O Comissariado contra a Corrupção recebeu até agora mais de 50 denúncias e queixas relacionadas às eleições legislativas, das quais 17 estão a ser acompanhados depois da instrução de processos. Ao Ieong Seong, comissária contra a Corrupção, não revelou mais detalhes sobre as queixas dado que estas estão em investigação. Adiantou, entretanto, que já foram realizadas mais de mil inspecções a associações e às suas actividades, não tendo sido detectadas quaisquer irregularidades eleitorais.
O Comissariado contra a Corrupção (CCAC) está a acompanhar 17 casos de eventual corrupção relativos às próximas eleições para a Assembleia Legislativa agendadas para 14 de Setembro. Ao Ieong Seong, comissária Contra a Corrupção, revelou que o organismo recebeu, até à data, mais de 50 queixas e denúncias sobre as eleições, mas nem todas tiveram processos abertos para investigação.
“Foram até ao momento comunicadas mais de 50 queixas [ao CCAC], e 17 delas reuniram condições para instruir processos para serem acompanhadas”, avançou. A responsável, citada pela Rádio Macau em língua chinesa, referiu que a maioria dos casos ainda estão a ser investigados, pelo que “não é adequado divulgar agora os detalhes dos casos”.

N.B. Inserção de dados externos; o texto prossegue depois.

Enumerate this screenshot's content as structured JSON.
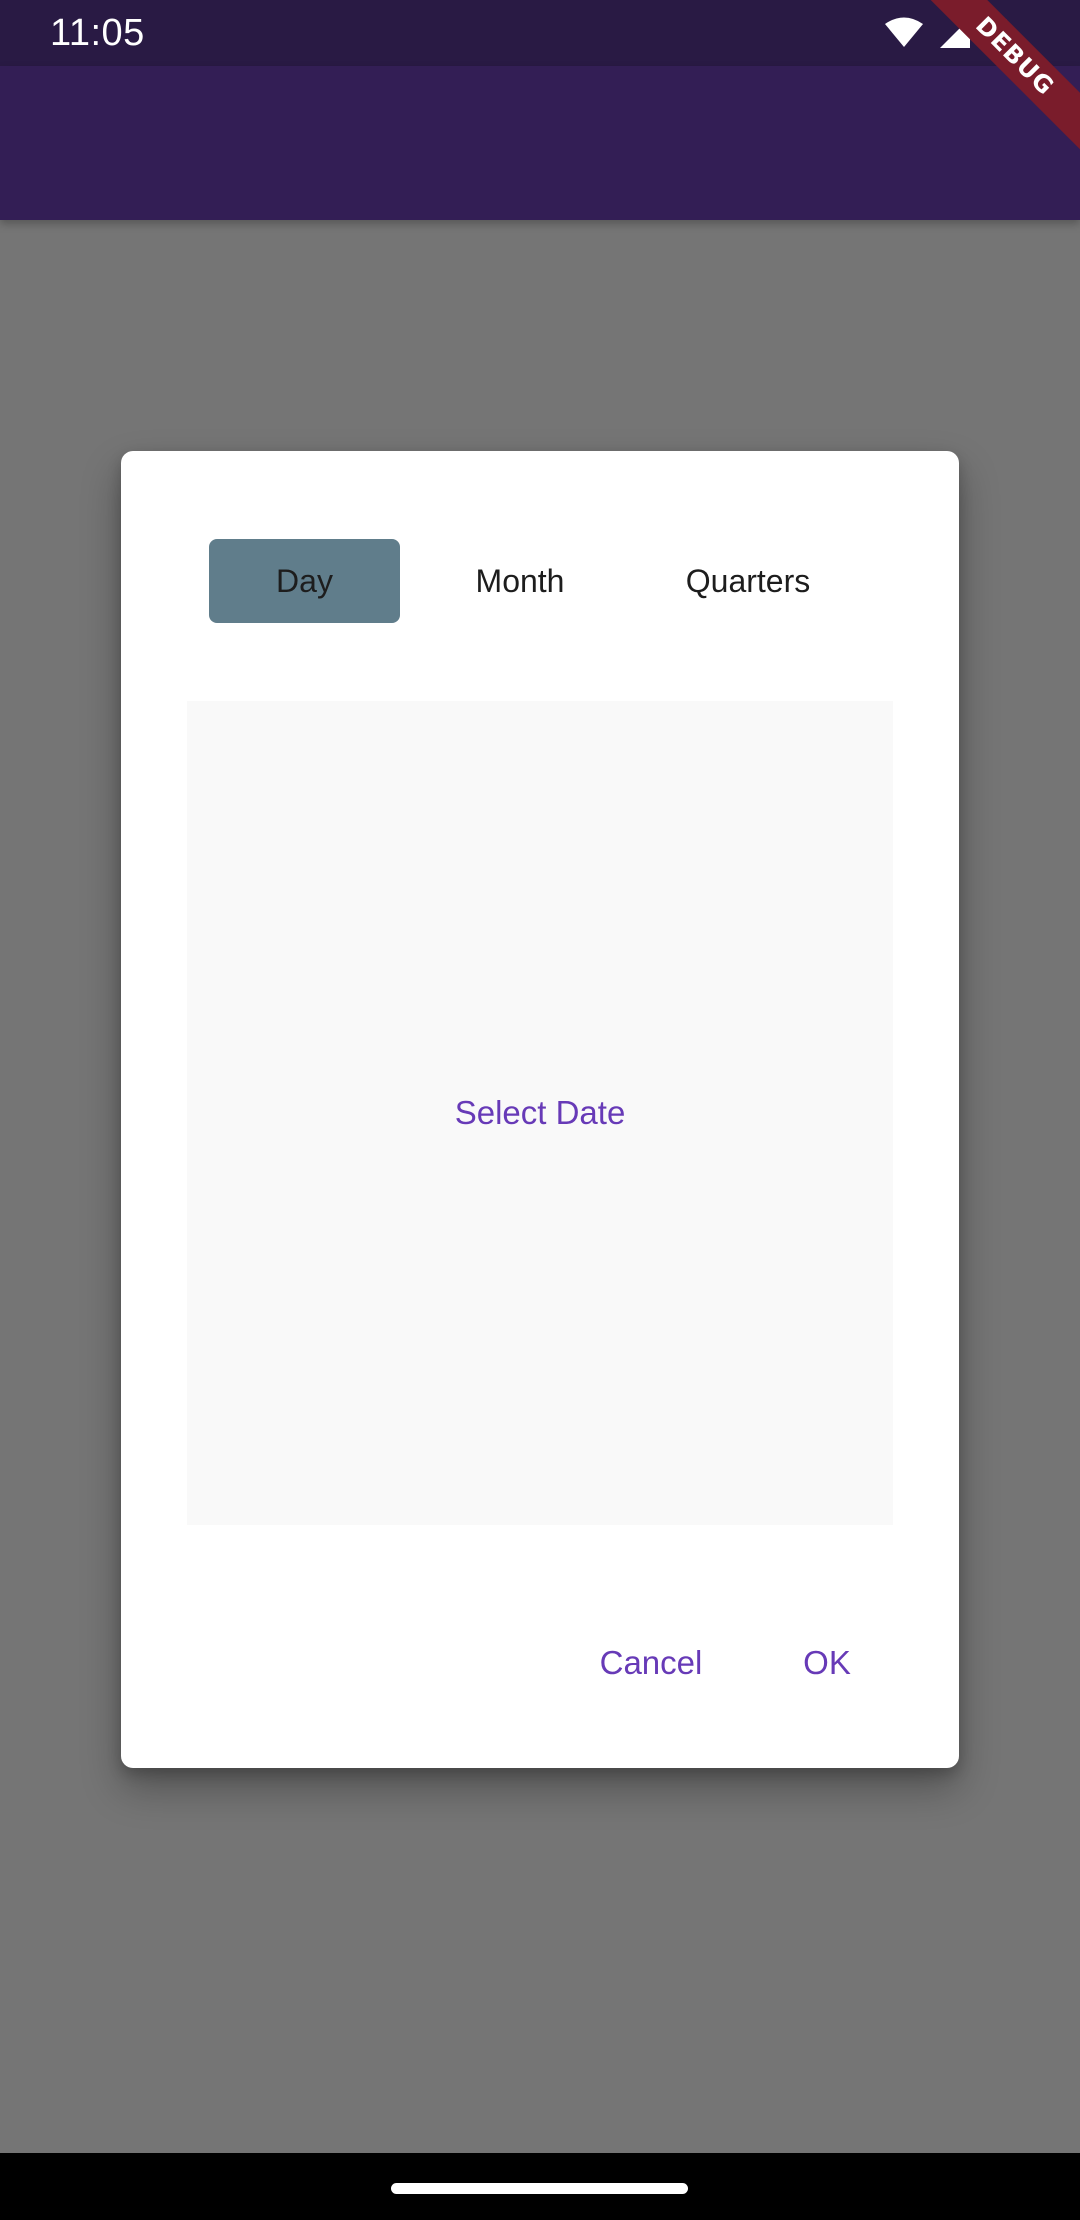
{
  "status_bar": {
    "time": "11:05",
    "icons": [
      "wifi-icon",
      "cellular-signal-icon",
      "battery-icon"
    ]
  },
  "debug_banner": {
    "label": "DEBUG"
  },
  "dialog": {
    "tabs": [
      {
        "label": "Day",
        "selected": true
      },
      {
        "label": "Month",
        "selected": false
      },
      {
        "label": "Quarters",
        "selected": false
      }
    ],
    "picker_prompt": "Select Date",
    "actions": {
      "cancel_label": "Cancel",
      "ok_label": "OK"
    }
  },
  "colors": {
    "status_bar": "#291a44",
    "app_bar": "#331e55",
    "scrim_background": "#757575",
    "selected_tab": "#607d8b",
    "accent": "#673ab7",
    "debug_ribbon": "#7a1c2b"
  }
}
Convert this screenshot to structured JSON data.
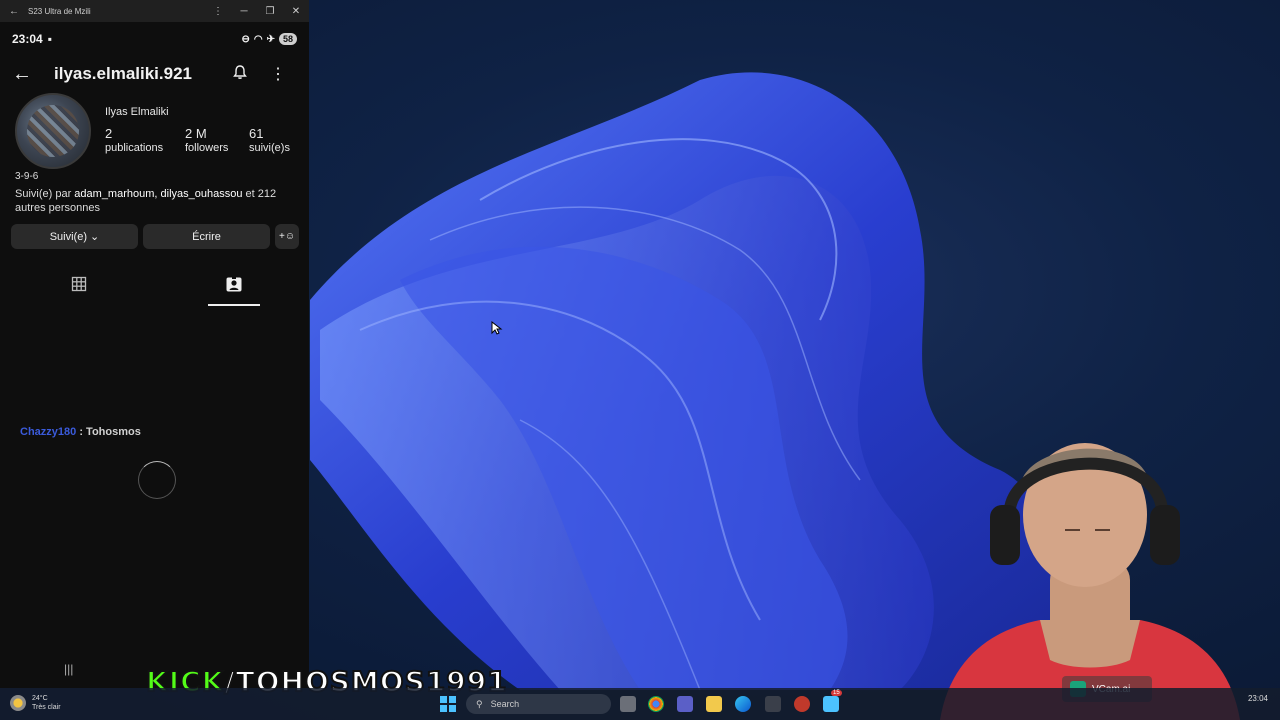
{
  "window": {
    "title": "S23 Ultra de Mzili",
    "back_glyph": "←",
    "menu_glyph": "⋮",
    "minimize_glyph": "─",
    "restore_glyph": "❐",
    "close_glyph": "✕"
  },
  "status_bar": {
    "time": "23:04",
    "battery": "58"
  },
  "profile": {
    "username": "ilyas.elmaliki.921",
    "display_name": "Ilyas Elmaliki",
    "stats": [
      {
        "value": "2",
        "label": "publications"
      },
      {
        "value": "2 M",
        "label": "followers"
      },
      {
        "value": "61",
        "label": "suivi(e)s"
      }
    ],
    "bio": "3-9-6",
    "followed_by_prefix": "Suivi(e) par ",
    "followed_by_names": "adam_marhoum, dilyas_ouhassou",
    "followed_by_suffix": " et 212 autres personnes",
    "buttons": {
      "follow": "Suivi(e) ⌄",
      "write": "Écrire",
      "add": "+"
    }
  },
  "chat": {
    "user": "Chazzy180",
    "message": " : Tohosmos"
  },
  "nav": {
    "recents": "|||"
  },
  "banner": {
    "kick": "KICK",
    "rest": "/TOHOSMOS1991"
  },
  "vcam": {
    "label": "VCam.ai"
  },
  "taskbar": {
    "temperature": "24°C",
    "weather": "Très clair",
    "search_placeholder": "Search",
    "notification_count": "15"
  },
  "colors": {
    "accent": "#4cc2ff",
    "kick_green": "#53fc18",
    "chat_user": "#3b5bdb"
  }
}
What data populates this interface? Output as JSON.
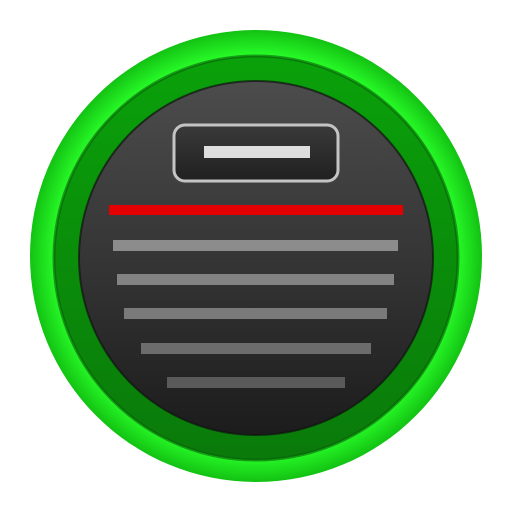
{
  "icon": {
    "name": "document-scanner-app-icon",
    "colors": {
      "outer_ring": "#1fff1f",
      "outer_ring_shadow": "#13c213",
      "inner_ring": "#0a8f0a",
      "inner_ring_dark": "#075f07",
      "face_top": "#4a4a4a",
      "face_bottom": "#1e1e1e",
      "scan_line": "#e40000",
      "text_lines": "#8a8a8a",
      "badge_border": "#bfbfbf",
      "badge_fill": "#2b2b2b",
      "badge_bar": "#dcdcdc"
    }
  }
}
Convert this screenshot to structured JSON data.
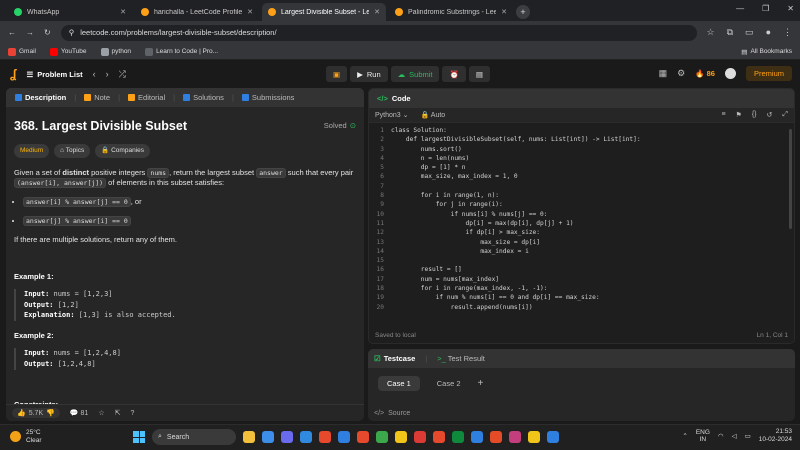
{
  "browser": {
    "tabs": [
      {
        "title": "WhatsApp",
        "favicon_color": "#25d366",
        "active": false
      },
      {
        "title": "harichalla - LeetCode Profile",
        "favicon_color": "#ffa116",
        "active": false
      },
      {
        "title": "Largest Divisible Subset - LeetC",
        "favicon_color": "#ffa116",
        "active": true
      },
      {
        "title": "Palindromic Substrings - LeetC",
        "favicon_color": "#ffa116",
        "active": false
      }
    ],
    "url": "leetcode.com/problems/largest-divisible-subset/description/",
    "bookmarks": [
      {
        "label": "Gmail",
        "color": "#ea4335"
      },
      {
        "label": "YouTube",
        "color": "#ff0000"
      },
      {
        "label": "python",
        "color": "#9aa0a6"
      },
      {
        "label": "Learn to Code | Pro...",
        "color": "#5f6368"
      }
    ],
    "all_bookmarks": "All Bookmarks"
  },
  "navbar": {
    "problem_list": "Problem List",
    "run": "Run",
    "submit": "Submit",
    "streak": "86",
    "premium": "Premium"
  },
  "left_tabs": [
    {
      "label": "Description",
      "icon": "description-icon",
      "color": "#2f7fe0",
      "active": true
    },
    {
      "label": "Note",
      "icon": "note-icon",
      "color": "#ffa116",
      "active": false
    },
    {
      "label": "Editorial",
      "icon": "editorial-icon",
      "color": "#ffa116",
      "active": false
    },
    {
      "label": "Solutions",
      "icon": "solutions-icon",
      "color": "#2f7fe0",
      "active": false
    },
    {
      "label": "Submissions",
      "icon": "submissions-icon",
      "color": "#2f7fe0",
      "active": false
    }
  ],
  "problem": {
    "title": "368. Largest Divisible Subset",
    "status": "Solved",
    "difficulty": "Medium",
    "topics": "Topics",
    "companies": "Companies",
    "desc_1": "Given a set of ",
    "desc_bold": "distinct",
    "desc_2": " positive integers ",
    "desc_nums": "nums",
    "desc_3": ", return the largest subset ",
    "desc_answer": "answer",
    "desc_4": " such that every pair ",
    "desc_pair": "(answer[i], answer[j])",
    "desc_5": " of elements in this subset satisfies:",
    "cond_1": "answer[i] % answer[j] == 0",
    "cond_1_suffix": ", or",
    "cond_2": "answer[j] % answer[i] == 0",
    "multiple": "If there are multiple solutions, return any of them.",
    "example1_title": "Example 1:",
    "example1_input": "nums = [1,2,3]",
    "example1_output": "[1,2]",
    "example1_explanation": "[1,3] is also accepted.",
    "example2_title": "Example 2:",
    "example2_input": "nums = [1,2,4,8]",
    "example2_output": "[1,2,4,8]",
    "label_input": "Input:",
    "label_output": "Output:",
    "label_explanation": "Explanation:",
    "constraints": "Constraints:"
  },
  "left_footer": {
    "likes": "5.7K",
    "comments": "81"
  },
  "code_panel": {
    "title": "Code",
    "language": "Python3",
    "autosave": "Auto",
    "status": "Saved to local",
    "cursor": "Ln 1, Col 1",
    "lines": [
      "class Solution:",
      "    def largestDivisibleSubset(self, nums: List[int]) -> List[int]:",
      "        nums.sort()",
      "        n = len(nums)",
      "        dp = [1] * n",
      "        max_size, max_index = 1, 0",
      "",
      "        for i in range(1, n):",
      "            for j in range(i):",
      "                if nums[i] % nums[j] == 0:",
      "                    dp[i] = max(dp[i], dp[j] + 1)",
      "                    if dp[i] > max_size:",
      "                        max_size = dp[i]",
      "                        max_index = i",
      "",
      "        result = []",
      "        num = nums[max_index]",
      "        for i in range(max_index, -1, -1):",
      "            if num % nums[i] == 0 and dp[i] == max_size:",
      "                result.append(nums[i])",
      "                num = nums[i]"
    ]
  },
  "testcase": {
    "tab": "Testcase",
    "result_tab": "Test Result",
    "cases": [
      "Case 1",
      "Case 2"
    ],
    "source": "Source"
  },
  "taskbar": {
    "temp": "25°C",
    "weather": "Clear",
    "search": "Search",
    "lang": "ENG",
    "region": "IN",
    "time": "21:53",
    "date": "10-02-2024",
    "apps": [
      "#f3c03b",
      "#3c8ee8",
      "#6a6aee",
      "#2f8ae0",
      "#e6492c",
      "#2f7fe0",
      "#e6492c",
      "#3aa84b",
      "#f0c419",
      "#dc3b35",
      "#e6492c",
      "#0f8a3c",
      "#2f7fe0",
      "#e34c26",
      "#c43d7d",
      "#f0c419",
      "#2f7fe0"
    ]
  }
}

Ao Ieong Seong reiterou que, para além da linha directa, o CCAC recebe queixas sobre as eleições através de um sistema para a apresentação das queixas, sendo que algumas são também remetidas pela Comissão de Assuntos Eleitorais da Assembleia Legislativa (CAEAL) ou por outras autoridades.
À margem de um evento sobre as eleições realizado no domingo, Ao Ieong Seong reagiu ainda a um caso que foi denunciado anteriormente num programa do canal chinês da Rádio Macau, referindo que um familiar de um membro da equipa de voluntários do CCAC “terá recebido benefícios para assinar um boletim de propositura” de uma lista.
Ao Ieong Seong salientou que a situação foi debatida no grupo de comunicação dos voluntários e o CCAC já tratou do caso. Segundo a comissária, o acompanhamento e a investigação do CCAC mostram que está em causa o facto no qual uma associação de serviços sociais “distribuiu dinheiro de assistência e ‘envelopes vermelhos’ aos idosos durante o período do Ano Novo Lunar”.
Contudo, o CCAC excluiu, preliminarmente, a possibilidade de suborno na eleição deste caso uma vez que considera que “há um período de tempo entre o Ano Novo Lunar e a construção da comissão de candidatura”, explicou. Recorde-se que, segundo o calendário deste ano, o período do Ano Novo Lunar aconteceu na segunda quinzena de Janeiro e a candidatura às eleições começou no início de Março.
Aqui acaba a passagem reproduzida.